Technical SEO & Site Architecture
Optimizing your website’s architecture can help ensure that your keyword and link-building efforts have the maximum impact. The following advice will help you avoid some common mistakes that many website owners (and designers) make.
Choosing a Domain Name
- Domain names that include keywords are more likely to rank higher in search engines than those that do not. Also, users are more likely to click on keyword-rich domain names. Google released the Exact Match Domain Update on 9/28/12 to reduce the rankings of low-quality exact keyword-match domain names, so it’s important to remember that building your brand is stillthe most important part of your business. Domain names without keywords, yet a high volume of incoming links from credible websites, can easily outperform keyword-rich domain names without such incoming links. With this in mind, consider two different approaches to choosing a domain name when building a new website:
- Short, catchy domain name (i.e. – www.yelp.com): Domain names such as these are easy to market and build a brand around, although they lack keywords to rank for in search engines.
- Keyword-rich domain name (i.e. – www.numismaticnews.net): Domain names such as these include keywords that people are (or might be) typing into search engines, and have a leg up on the competition in the SERPs (search engine ranking positions). Look for exact keyword matches in .com, .net and .org extensions. If you go this route, keep in mind it’s no substitute for building your brand via quality content (which attracts quality links).
- If your domain name is already established and ranked in search engines, it’s not advised to switch domains since this will require a lot of work to (hopefully) retain all of your SERPs. 301 redirects would have to be deployed for all of the old webpage URLs, and many hours would have to be spent reaching out to external websites (linking to your site) requesting that they update the anchor text pointing to your website.
- Exact keyword matches are ideal for highly optimized domain names (i.e. – purchasing www.denverhomeblog.com to rank for “denver home blog”).
- Avoid excessively long and/or hyphenated domain names, as they appear spammy to search engines.
- Domain name age is a factor considered by search engines in their ranking algorithms. The sooner you register your domain name, the better.
- Register hyphenated and misspelled versions of your domain name to avoid future competition.
- Register “exact match” domains for primary keywords, for future online publishing endeavors.
- Register international domain extensions (i.e. – .co.uk) if you plan on taking your website global. International extensions also greatly increase your chances of driving search engine traffic when the particular countries for which your domain extension relates to.
- Beware .info domain extensions as they are cheap and have been abused by spammers in the past.
Search Engine Optimized URLs
- Avoid dynamically generated URLs:Short directory structured URLs rich with keywords are more likely to achieve a larger number of pages indexed by the major search engines than if dynamically-generated URLs were used (with characters such as &, ?, and !).
- If you must have dynamically created pages (i.e. – ASP websites), then be sure to use mod_rewrite to fix dynamically generated URLs.
- Never change a URL without doing a 301 Redirect.
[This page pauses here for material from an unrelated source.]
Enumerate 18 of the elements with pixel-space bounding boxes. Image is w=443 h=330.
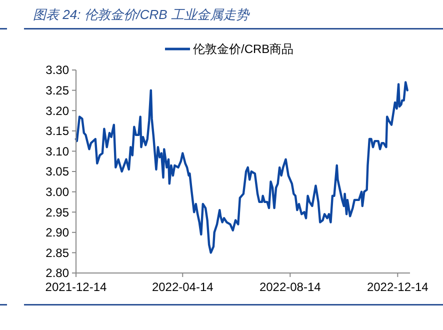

If you do it’s like changing your address without forwarding your address with the post office. Just as the post office won’t know the new address to deliver your future mail to, the search engines won’ t know what new URL address to send your future site visitors to.
Avoid Session IDs and Dynamic URLs
- Only start using session ID’s at the point where you must absolutely start tracking customer actions. Otherwise, your category and product webpage URLs will exist with many variations tacked onto the end of the URL. This will appear to search engine spiders like you have an overly large number of URLs to index, and create more than one URL for the same page (leading to a perceived duplicate content issue in the eyes of the spider).
- Most SEOs consider the “add to shopping cart” stage to be the definitive time to begin employing session IDs. At this time, you don’t want search engines to index of the subsequent pages anyway.
- Consider using cookies to store session ID’s instead of within the URL. Problem solved.
- Avoid any URL structure which is not alpha-numeric (except for – _ and / characters), and which does not guarantee only one URL for each page.
Use a Sitemap & Allow Search Engines to Easily Index Your Website
- There are two types: XML and HTML. The XML version produces an XML file for all of your URLs to be listed, easily index-able by the search engines. The HTML version is a more user-friendly version which users can use to navigate your site (and spiders can use to index your content). Due to the time-intensive nature of an HTML version, it’s often only possible to produce an XML version using a plugin for WordPress sites (for example) like the Google XML Sitemaps plugin.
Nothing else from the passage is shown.